Stop the action all together :Try repairing your uplink (check cables inside and outside)
Get a better ISP ^^ -
@Gertjan
Thanks for the response - everything is new from pole to house with no splitters and good power values. (Spectrum cable). Though there are a decent amount of errors and I’m sure there are problems with isp.This issue only occurs very infrequently, the last time was 21 days ago, with the time before that the same and it looks like it happens when isp changes wan ip.
-
Do you see SWAP enabled on the dashboard? That is required to store a crash report if it actually creates one.
-
No sir, it looks like I am not? How can I enable?
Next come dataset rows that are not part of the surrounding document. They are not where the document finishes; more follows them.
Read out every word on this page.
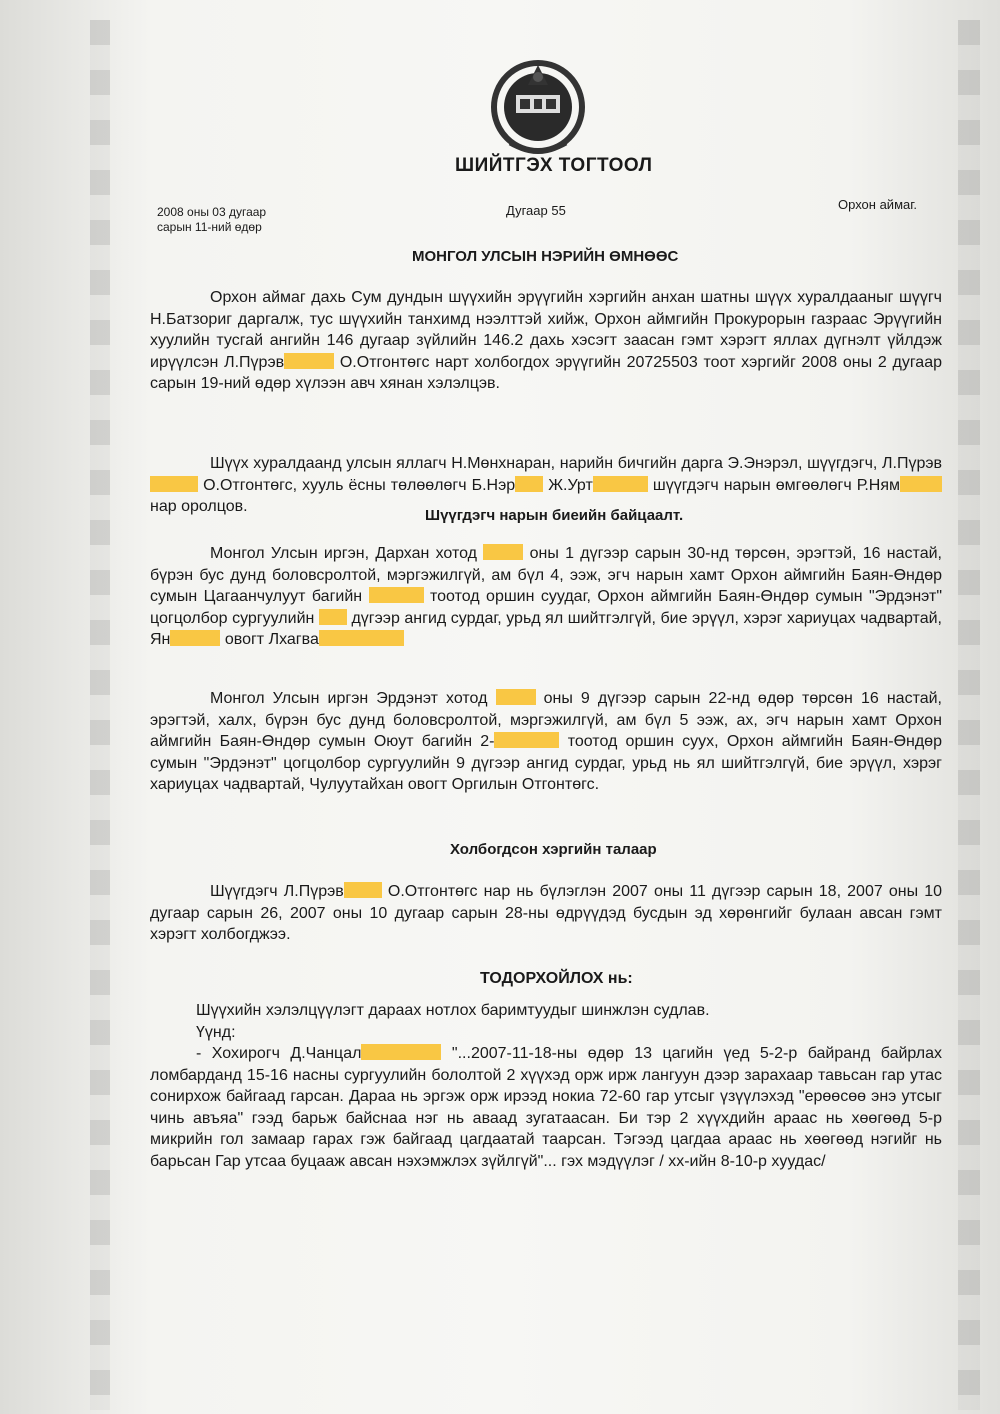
ШИЙТГЭХ ТОГТООЛ
2008 оны 03 дугаар
сарын 11-ний өдөр
Дугаар 55	Орхон аймаг.
МОНГОЛ УЛСЫН НЭРИЙН ӨМНӨӨС

Орхон аймаг дахь Сум дундын шүүхийн эрүүгийн хэргийн анхан шатны шүүх хуралдааныг шүүгч Н.Батзориг даргалж, тус шүүхийн танхимд нээлттэй хийж, Орхон аймгийн Прокурорын газраас Эрүүгийн хуулийн тусгай ангийн 146 дугаар зүйлийн 146.2 дахь хэсэгт заасан гэмт хэрэгт яллах дүгнэлт үйлдэж ирүүлсэн Л.Пүрэв	О.Отгонтөгс нарт холбогдох эрүүгийн 20725503 тоот хэргийг 2008 оны 2 дугаар сарын 19-ний өдөр хүлээн авч хянан хэлэлцэв.

Шүүх хуралдаанд улсын яллагч Н.Мөнхнаран, нарийн бичгийн дарга Э.Энэрэл, шүүгдэгч, Л.Пүрэв О.Отгонтөгс, хууль ёсны төлөөлөгч Б.Нэр Ж.Урт	шүүгдэгч нарын өмгөөлөгч Р.Ням нар оролцов.

Шүүгдэгч нарын биеийн байцаалт.

Монгол Улсын иргэн, Дархан хотод	оны 1 дүгээр сарын 30-нд төрсөн, эрэгтэй, 16 настай, бүрэн бус дунд боловсролтой, мэргэжилгүй, ам бүл 4, ээж, эгч нарын хамт Орхон аймгийн Баян-Өндөр сумын Цагаанчулуут багийн	тоотод оршин суудаг, Орхон аймгийн Баян-Өндөр сумын "Эрдэнэт" цогцолбор сургуулийн дүгээр ангид сурдаг, урьд ял шийтгэлгүй, бие эрүүл, хэрэг хариуцах чадвартай, Ян	овогт Лхагва

Монгол Улсын иргэн Эрдэнэт хотод	оны 9 дүгээр сарын 22-нд өдөр төрсөн 16 настай, эрэгтэй, халх, бүрэн бус дунд боловсролтой, мэргэжилгүй, ам бүл 5 ээж, ах, эгч нарын хамт Орхон аймгийн Баян-Өндөр сумын Оюут багийн 2-	тоотод оршин суух, Орхон аймгийн Баян-Өндөр сумын "Эрдэнэт" цогцолбор сургуулийн 9 дүгээр ангид сурдаг, урьд нь ял шийтгэлгүй, бие эрүүл, хэрэг хариуцах чадвартай, Чулуутайхан овогт Оргилын Отгонтөгс.

Холбогдсон хэргийн талаар

Шүүгдэгч Л.Пүрэв	О.Отгонтөгс нар нь бүлэглэн 2007 оны 11 дүгээр сарын 18, 2007 оны 10 дугаар сарын 26, 2007 оны 10 дугаар сарын 28-ны өдрүүдэд бусдын эд хөрөнгийг булаан авсан гэмт хэрэгт холбогджээ.

ТОДОРХОЙЛОХ нь:

Шүүхийн хэлэлцүүлэгт дараах нотлох баримтуудыг шинжлэн судлав.

Үүнд:

- Хохирогч Д.Чанцал	"...2007-11-18-ны өдөр 13 цагийн үед 5-2-р байранд байрлах ломбарданд 15-16 насны сургуулийн бололтой 2 хүүхэд орж ирж лангуун дээр зарахаар тавьсан гар утас сонирхож байгаад гарсан. Дараа нь эргэж орж ирээд нокиа 72-60 гар утсыг үзүүлэхэд "ерөөсөө энэ утсыг чинь авъяа" гээд барьж байснаа нэг нь аваад зугатаасан. Би тэр 2 хүүхдийн араас нь хөөгөөд 5-р микрийн гол замаар гарах гэж байгаад цагдаатай таарсан. Тэгээд цагдаа араас нь хөөгөөд нэгийг нь барьсан Гар утсаа буцааж авсан нэхэмжлэх зүйлгүй"... гэх мэдүүлэг / хх-ийн 8-10-р хуудас/
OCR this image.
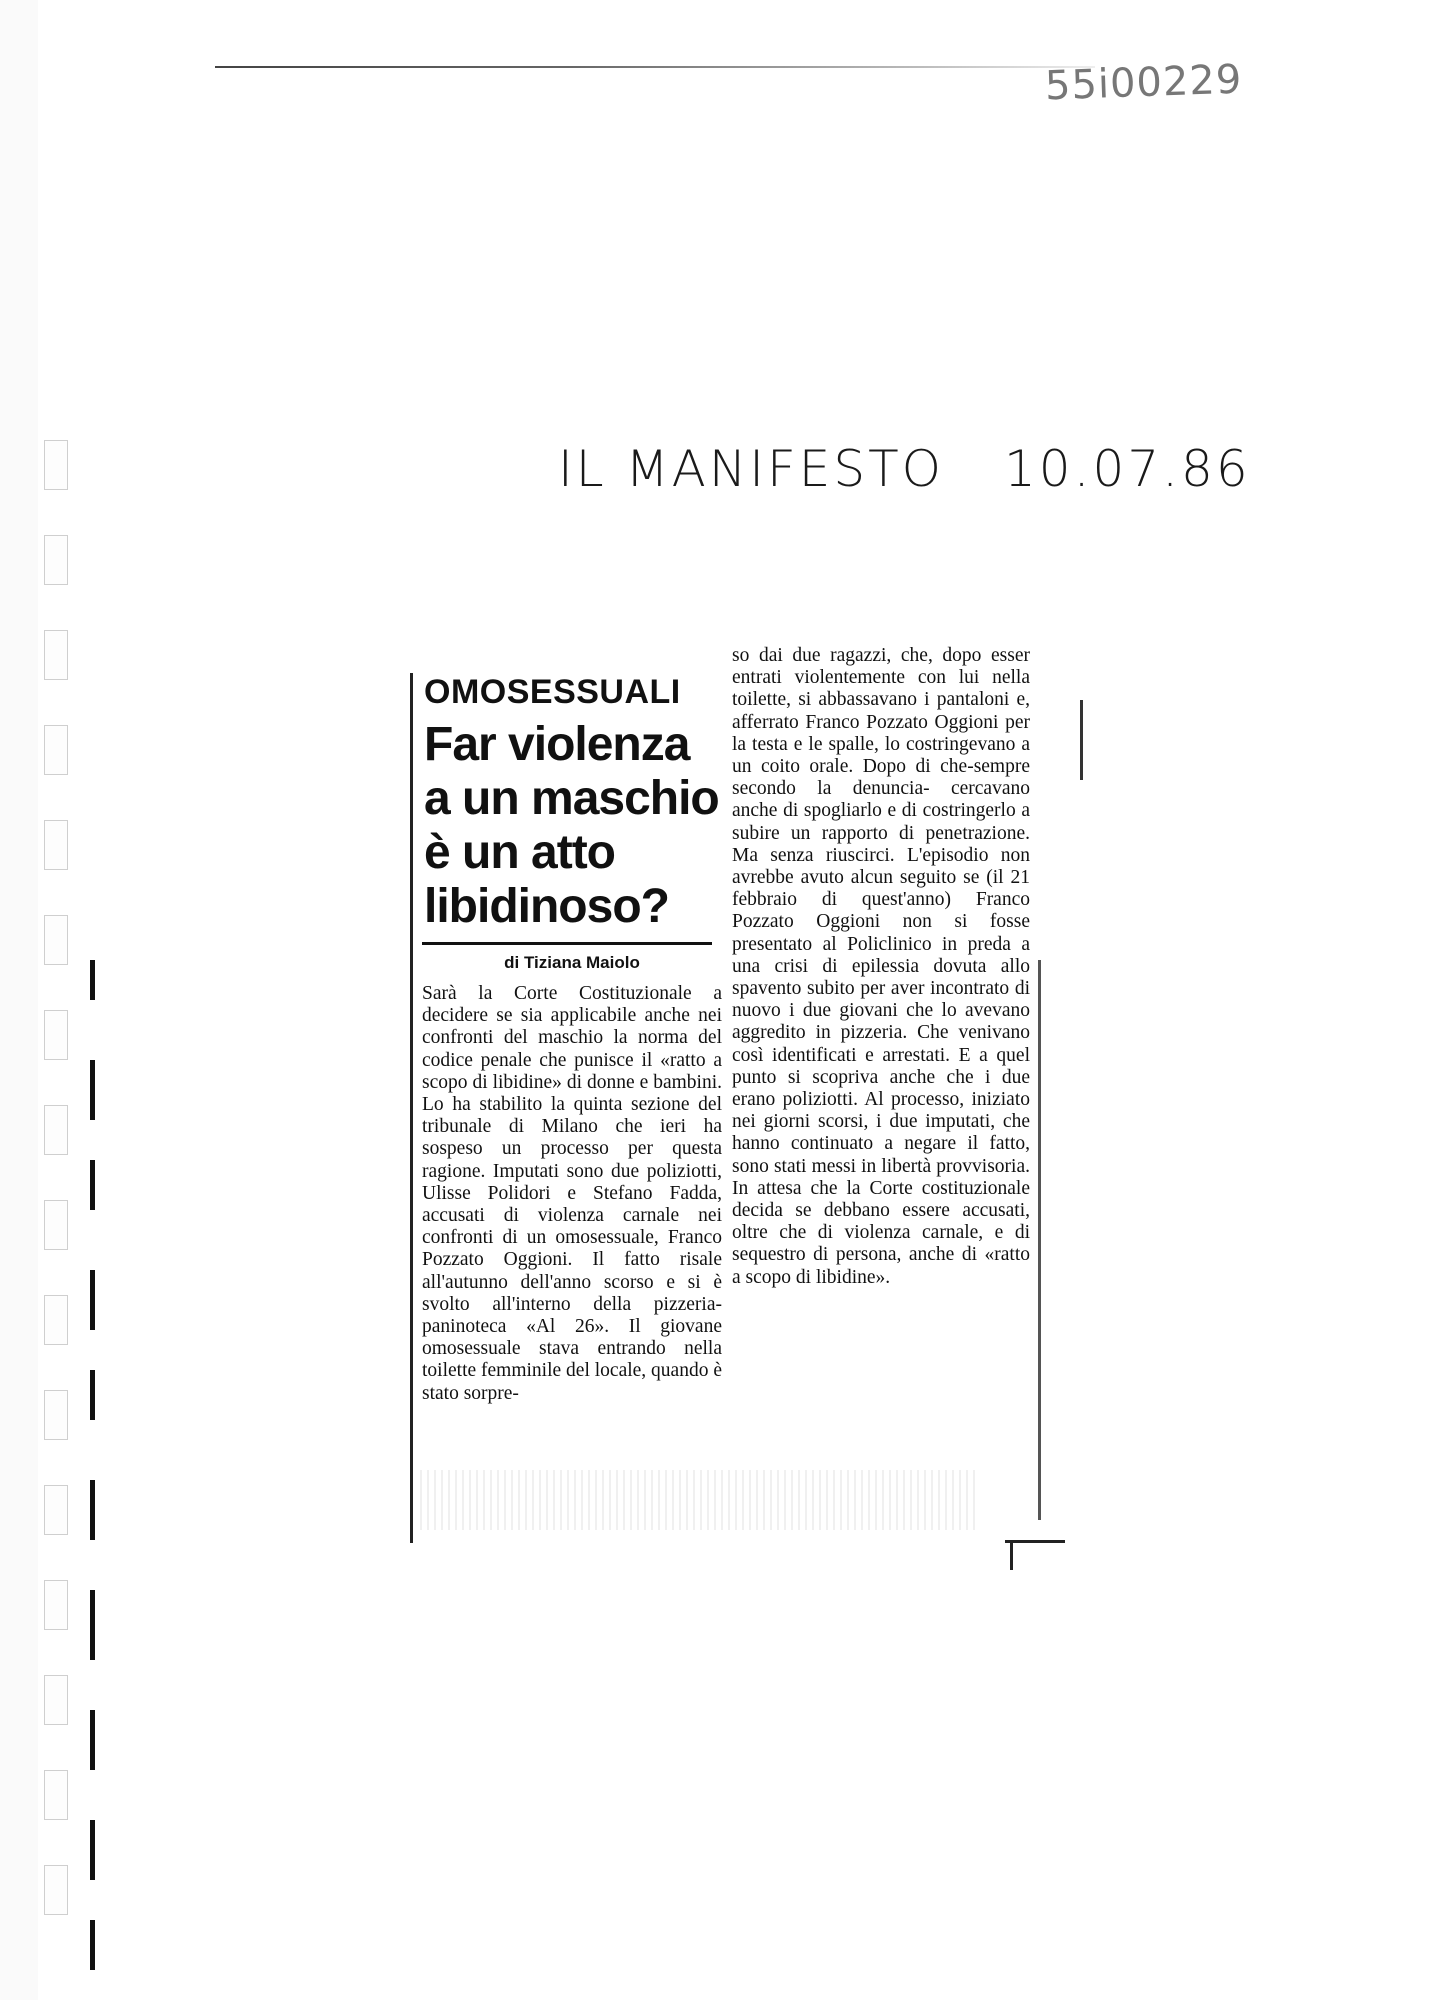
55i00229
IL MANIFESTO 10.07.86
OMOSESSUALI
Far violenza a un maschio è un atto libidinoso?
di Tiziana Maiolo

Sarà la Corte Costituzionale a decidere se sia applicabile anche nei confronti del maschio la norma del codice penale che punisce il «ratto a scopo di libidine» di donne e bambini. Lo ha stabilito la quinta sezione del tribunale di Milano che ieri ha sospeso un processo per questa ragione. Imputati sono due poliziotti, Ulisse Polidori e Stefano Fadda, accusati di violenza carnale nei confronti di un omosessuale, Franco Pozzato Oggioni. Il fatto risale all'autunno dell'anno scorso e si è svolto all'interno della pizzeria-paninoteca «Al 26». Il giovane omosessuale stava entrando nella toilette femminile del locale, quando è stato sorpre-

so dai due ragazzi, che, dopo esser entrati violentemente con lui nella toilette, si abbassavano i pantaloni e, afferrato Franco Pozzato Oggioni per la testa e le spalle, lo costringevano a un coito orale. Dopo di che-sempre secondo la denuncia- cercavano anche di spogliarlo e di costringerlo a subire un rapporto di penetrazione. Ma senza riuscirci. L'episodio non avrebbe avuto alcun seguito se (il 21 febbraio di quest'anno) Franco Pozzato Oggioni non si fosse presentato al Policlinico in preda a una crisi di epilessia dovuta allo spavento subito per aver incontrato di nuovo i due giovani che lo avevano aggredito in pizzeria. Che venivano così identificati e arrestati. E a quel punto si scopriva anche che i due erano poliziotti. Al processo, iniziato nei giorni scorsi, i due imputati, che hanno continuato a negare il fatto, sono stati messi in libertà provvisoria. In attesa che la Corte costituzionale decida se debbano essere accusati, oltre che di violenza carnale, e di sequestro di persona, anche di «ratto a scopo di libidine».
last pid: 32337; load averages: 0.22, 0.16, 0.11 up 0+19:11:58 05:35:30
60 processes: 1 running, 59 sleeping
CPU: 1.1% user, 0.1% nice, 2.2% system, 0.2% interrupt, 96.4% idle
Mem: 211M Active, 368M Inact, 903M Wired, 6304M Free
ARC: 287M Total, 94M MFU, 183M MRU, 16K Anon, 1683K Header, 8359K Other
244M Compressed, 689M Uncompressed, 2.82:1 Ratio -
Ah, interesting. OK check that a SWAP partition is defined. At the command line run:
gpart list
-
@stephenw10
Here you goGeom name: nvd0 modified: false state: OK fwheads: 255 fwsectors: 63 last: 234441639 first: 3 entries: 4 scheme: GPT Providers: 1. Name: nvd0p1 Mediasize: 209715200 (200M) Sectorsize: 512 Stripesize: 0 Stripeoffset: 1536 Mode: r0w0e0 efimedia: HD(1,GPT,4792eff1-f262-11ec-8524-a1746a8b4cc2,0x3,0x64000) rawuuid: 4792eff1-f262-11ec-8524-a1746a8b4cc2 rawtype: c12a7328-f81f-11d2-ba4b-00a0c93ec93b label: (null) length: 209715200 offset: 1536 type: efi index: 1 end: 409602 start: 3 2. Name: nvd0p2 Mediasize: 113922309632 (106G) Sectorsize: 512 Stripesize: 0 Stripeoffset: 209716736 Mode: r1w1e1 efimedia: HD(2,GPT,4792eff7-f262-11ec-8524-a1746a8b4cc2,0x64003,0xd43263f) rawuuid: 4792eff7-f262-11ec-8524-a1746a8b4cc2 rawtype: 516e7cb6-6ecf-11d6-8ff8-00022d09712b label: (null) length: 113922309632 offset: 209716736 type: freebsd-ufs index: 2 end: 222914113 start: 409603 3. Name: nvd0p3 Mediasize: 5902090752 (5.5G) Sectorsize: 512 Stripesize: 0 Stripeoffset: 114132026368 Mode: r0w0e0 efimedia: HD(3,GPT,4ec35717-ac04-11ed-b9e8-90ec7762d5f6,0xd496642,0xafe561) rawuuid: 4ec35717-ac04-11ed-b9e8-90ec7762d5f6 rawtype: 516e7cb5-6ecf-11d6-8ff8-00022d09712b label: (null) length: 5902090752 offset: 114132026368 type: freebsd-swap index: 3 end: 234441634 start: 222914114 Consumers: 1. Name: nvd0 Mediasize: 120034123776 (112G) Sectorsize: 512 Mode: r1w1e2
-
Ok SWAP is present. Run:
cat /etc/fstab
-
@stephenw10
Does this mean there is nothing?# Device Mountpoint FStype Options Dump Pass# /dev/msdosfs/EFISYS /boot/efi msdosfs rw,noatime,noauto 0 0 /dev/gptid/4ec35717-ac04-11ed-b9e8-90ec7762d5f6 none swap sw 0 0
-
Oh OK, that looks correct. Try running:
swapinfo
-
Device 512-blocks Used Avail Capacity
-
Hmm, odd.
Ok try changing that second line in /etc/fstab to:
/dev/nvd0p3 none swap sw 0 0
Then reboot to apply that and check swapinfo again. Or it should be shown on the dashboard.